Of course, Shahrukh and Kajol's super successful on-screen association is a part of Bollywood folklore. Together, they have after all been in three of the biggest hits Mumbai movies have ever seen - Dilwale Dulhaniya Le Jayenge, Kuch Kuch Hota Hai and Kabhi Khushi Kabhie Gham. That doesn't, however, prove that chemistry between two actors has a salutary effect on the bottom-line of a film.

DDLJ, KKHH and K3G contained many other crowd-pleasing elements - other saleable stars, foot-tapping music, wonderful locations and high production values - that served to inveigle the masses. And, of course, they also had Shahrukh and Kajol. The film came first, not the star pair.

The value attached to romantic screen pairs obviously stems from the fact that popular Hindi cinema has, over the decades, been ruled by a succession of such couples. The phenomenon began with Ashok Kumar and Devika Rani and continued via Raj Kapoor-Nargis and Dilip Kumar-Madhubala all the way down to Rajesh Khanna-Sharmila Tagore, Amitabh Bachchan-Rekha, Dharmendra-Hema Malini and beyond.

But the career graph of one of Bollywood's finest contemporary actors, Aamir Khan, should be enough to disprove the theory. Consider Aamir's recent hits: Raja Hindustani, Ghulam, Sarfarosh, Lagaan, Dil Chahta Hai and now, Rang De Basanti. Aamir has had a different female co-star in each of these films.

He worked with Karisma Kapoor in Raja Hindustani, Rani Mukherjee in Ghulam, Sonali Bendre in Sarfarosh, Gracy Singh in Lagaan, Preity Zinta in Dil Chahta Hai and British actress Alice Patten in Rang De Basanti. If Aamir's films click, it is because the masses love them, not because of who he shares screen space with.

Hrithik Roshan, too, tends to pick a new co-star with every film that he does although he has been seen on screen with Kareena Kapoor and Preity Zinta on more than one occasion. His list of co-stars is long - Kareena, Preity, Amisha Patel, Esha Deol and Rani Mukherjee. In his upcoming release, Krrish, he will be seen opposite Priyanka Chopra.

Madhuri Dixit, who reigned over Bollywood for well over a decade, never hitched her wagon to any single male superstar. From 1988's Tezaab to 2002's Devdas, Madhuri delivered at least one superhit every year but, barring Anil Kapoor (her co-star in films like Beta, Jamai Raja, Kishen Kanhaiya and Pukaar), she never formed a permanent screen pairing with anybody.

She needed no crutches. No matter who her male co-star was - Sanjay Kapoor in Raja, Ayub Khan in Mrityudand, Sanjay Dutt in Khalnayak or Shahrukh Khan in Dil To Pagal Hai - she never failed to leave her own stamp on the film.

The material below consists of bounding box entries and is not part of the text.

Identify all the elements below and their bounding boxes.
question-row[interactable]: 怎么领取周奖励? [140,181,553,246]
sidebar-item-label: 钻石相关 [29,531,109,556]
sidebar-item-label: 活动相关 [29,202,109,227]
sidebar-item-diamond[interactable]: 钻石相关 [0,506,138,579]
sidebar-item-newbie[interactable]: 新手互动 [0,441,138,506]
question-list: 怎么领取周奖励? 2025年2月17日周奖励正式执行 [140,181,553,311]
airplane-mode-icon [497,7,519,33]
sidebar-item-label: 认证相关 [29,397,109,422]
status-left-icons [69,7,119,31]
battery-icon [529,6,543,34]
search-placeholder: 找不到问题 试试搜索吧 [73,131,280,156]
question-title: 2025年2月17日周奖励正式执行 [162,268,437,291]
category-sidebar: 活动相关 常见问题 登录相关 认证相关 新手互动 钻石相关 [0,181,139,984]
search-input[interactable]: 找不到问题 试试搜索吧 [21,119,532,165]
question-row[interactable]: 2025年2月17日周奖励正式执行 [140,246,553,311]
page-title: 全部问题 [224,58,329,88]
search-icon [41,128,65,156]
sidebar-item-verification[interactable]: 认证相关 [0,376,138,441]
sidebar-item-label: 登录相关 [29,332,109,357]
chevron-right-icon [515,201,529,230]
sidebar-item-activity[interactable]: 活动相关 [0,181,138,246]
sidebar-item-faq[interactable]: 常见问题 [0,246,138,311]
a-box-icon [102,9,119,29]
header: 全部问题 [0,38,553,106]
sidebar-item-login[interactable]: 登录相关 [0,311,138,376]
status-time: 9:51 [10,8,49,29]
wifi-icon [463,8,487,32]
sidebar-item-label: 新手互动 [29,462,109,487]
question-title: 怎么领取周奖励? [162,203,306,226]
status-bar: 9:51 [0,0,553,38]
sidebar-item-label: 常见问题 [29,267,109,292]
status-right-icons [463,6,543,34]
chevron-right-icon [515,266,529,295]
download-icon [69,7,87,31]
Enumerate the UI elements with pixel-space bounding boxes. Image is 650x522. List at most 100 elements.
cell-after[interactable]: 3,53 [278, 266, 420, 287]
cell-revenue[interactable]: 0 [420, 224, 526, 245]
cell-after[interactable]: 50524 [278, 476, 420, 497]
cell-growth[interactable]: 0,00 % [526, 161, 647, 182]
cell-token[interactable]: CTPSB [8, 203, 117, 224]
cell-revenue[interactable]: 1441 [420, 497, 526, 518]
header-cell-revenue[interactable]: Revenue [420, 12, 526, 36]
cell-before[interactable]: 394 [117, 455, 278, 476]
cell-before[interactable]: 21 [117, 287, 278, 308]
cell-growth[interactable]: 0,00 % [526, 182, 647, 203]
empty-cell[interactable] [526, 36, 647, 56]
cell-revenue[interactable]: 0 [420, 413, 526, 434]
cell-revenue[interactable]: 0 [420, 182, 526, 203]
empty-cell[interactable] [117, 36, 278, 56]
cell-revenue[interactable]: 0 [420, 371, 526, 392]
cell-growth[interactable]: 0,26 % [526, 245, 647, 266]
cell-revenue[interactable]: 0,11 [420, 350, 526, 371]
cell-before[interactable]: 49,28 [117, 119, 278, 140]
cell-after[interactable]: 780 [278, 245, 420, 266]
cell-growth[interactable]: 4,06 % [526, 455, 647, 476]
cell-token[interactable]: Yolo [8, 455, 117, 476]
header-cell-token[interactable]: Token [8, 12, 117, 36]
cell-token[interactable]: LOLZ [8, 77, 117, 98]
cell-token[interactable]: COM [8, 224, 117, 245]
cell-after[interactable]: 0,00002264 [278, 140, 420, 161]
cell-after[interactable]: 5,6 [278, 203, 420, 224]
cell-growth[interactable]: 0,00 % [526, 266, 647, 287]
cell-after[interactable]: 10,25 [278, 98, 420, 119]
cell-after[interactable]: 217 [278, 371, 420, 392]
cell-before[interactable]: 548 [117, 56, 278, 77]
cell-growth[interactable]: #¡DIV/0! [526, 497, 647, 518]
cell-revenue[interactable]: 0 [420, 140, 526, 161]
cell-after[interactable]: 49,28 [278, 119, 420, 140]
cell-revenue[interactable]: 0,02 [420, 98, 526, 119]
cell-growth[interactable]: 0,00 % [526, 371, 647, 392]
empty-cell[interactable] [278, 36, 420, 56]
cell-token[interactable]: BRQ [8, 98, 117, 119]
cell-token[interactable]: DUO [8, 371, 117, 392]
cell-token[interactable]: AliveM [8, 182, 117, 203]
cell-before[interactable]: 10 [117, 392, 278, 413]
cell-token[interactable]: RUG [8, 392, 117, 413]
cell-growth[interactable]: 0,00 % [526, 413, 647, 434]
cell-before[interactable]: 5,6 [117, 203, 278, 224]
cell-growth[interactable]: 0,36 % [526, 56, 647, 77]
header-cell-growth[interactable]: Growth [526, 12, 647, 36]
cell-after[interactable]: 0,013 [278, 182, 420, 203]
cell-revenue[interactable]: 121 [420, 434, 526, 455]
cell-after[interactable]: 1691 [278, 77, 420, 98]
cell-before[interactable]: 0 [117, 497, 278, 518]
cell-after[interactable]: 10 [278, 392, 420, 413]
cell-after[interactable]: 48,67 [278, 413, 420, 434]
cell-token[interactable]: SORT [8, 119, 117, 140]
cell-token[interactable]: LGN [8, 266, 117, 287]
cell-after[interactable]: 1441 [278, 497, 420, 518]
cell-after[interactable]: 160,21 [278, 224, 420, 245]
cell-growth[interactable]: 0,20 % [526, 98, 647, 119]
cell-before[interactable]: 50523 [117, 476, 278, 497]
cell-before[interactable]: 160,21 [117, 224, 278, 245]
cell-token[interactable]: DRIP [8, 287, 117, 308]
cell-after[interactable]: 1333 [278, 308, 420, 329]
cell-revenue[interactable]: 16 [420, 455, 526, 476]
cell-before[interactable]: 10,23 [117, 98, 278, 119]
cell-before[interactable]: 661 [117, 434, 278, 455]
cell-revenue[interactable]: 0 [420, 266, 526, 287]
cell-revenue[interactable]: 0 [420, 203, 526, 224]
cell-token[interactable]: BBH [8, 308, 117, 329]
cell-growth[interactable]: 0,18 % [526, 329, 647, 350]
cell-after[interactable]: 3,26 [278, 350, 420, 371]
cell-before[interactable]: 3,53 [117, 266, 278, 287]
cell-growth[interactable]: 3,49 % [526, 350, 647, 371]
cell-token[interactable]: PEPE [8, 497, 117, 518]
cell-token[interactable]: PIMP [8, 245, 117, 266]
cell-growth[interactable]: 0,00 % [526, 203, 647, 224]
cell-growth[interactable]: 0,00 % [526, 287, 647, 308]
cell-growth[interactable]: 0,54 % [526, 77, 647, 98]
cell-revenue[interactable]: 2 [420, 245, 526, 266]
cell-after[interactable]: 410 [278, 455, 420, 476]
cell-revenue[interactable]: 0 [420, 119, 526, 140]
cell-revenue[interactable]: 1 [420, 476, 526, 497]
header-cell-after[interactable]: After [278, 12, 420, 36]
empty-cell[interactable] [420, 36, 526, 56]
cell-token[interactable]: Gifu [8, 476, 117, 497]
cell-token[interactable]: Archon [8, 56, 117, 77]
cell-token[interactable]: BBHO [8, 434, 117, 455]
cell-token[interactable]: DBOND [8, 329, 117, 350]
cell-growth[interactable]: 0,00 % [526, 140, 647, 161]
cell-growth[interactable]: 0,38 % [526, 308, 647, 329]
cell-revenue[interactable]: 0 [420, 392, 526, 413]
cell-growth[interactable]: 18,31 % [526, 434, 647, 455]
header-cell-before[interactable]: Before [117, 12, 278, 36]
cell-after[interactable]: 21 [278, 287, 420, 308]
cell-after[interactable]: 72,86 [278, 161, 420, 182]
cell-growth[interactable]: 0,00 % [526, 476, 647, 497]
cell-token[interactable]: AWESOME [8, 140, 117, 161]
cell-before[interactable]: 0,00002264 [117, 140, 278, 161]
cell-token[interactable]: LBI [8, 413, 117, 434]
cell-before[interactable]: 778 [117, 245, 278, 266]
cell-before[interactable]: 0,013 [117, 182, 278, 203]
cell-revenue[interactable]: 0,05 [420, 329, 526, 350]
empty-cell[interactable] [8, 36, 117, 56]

When Vivek Oberoi and Aishwarya Rai formed an item on the Bollywood social scene, Kyun… Ho Gaya Na sought to capitalise on the peaking popular interest in the personal life of the two stars. The move boomeranged big time and the film sank without a trace.

Similarly, music video maker-turned-director Ken Ghosh, who had earlier delivered a big hit starring Shahid Kapur, Ishq Vishq, paired the young actor with his real-life flame, Kareena Kapoor, in Fida. Moviegoers did not quite flip for the idea.

We might see a bit of history being repeated when the screen pair Abhishek and Aishwarya - interest in their lives is at fever pitch - tests the box office waters later this year unless, of course, their films do the talking.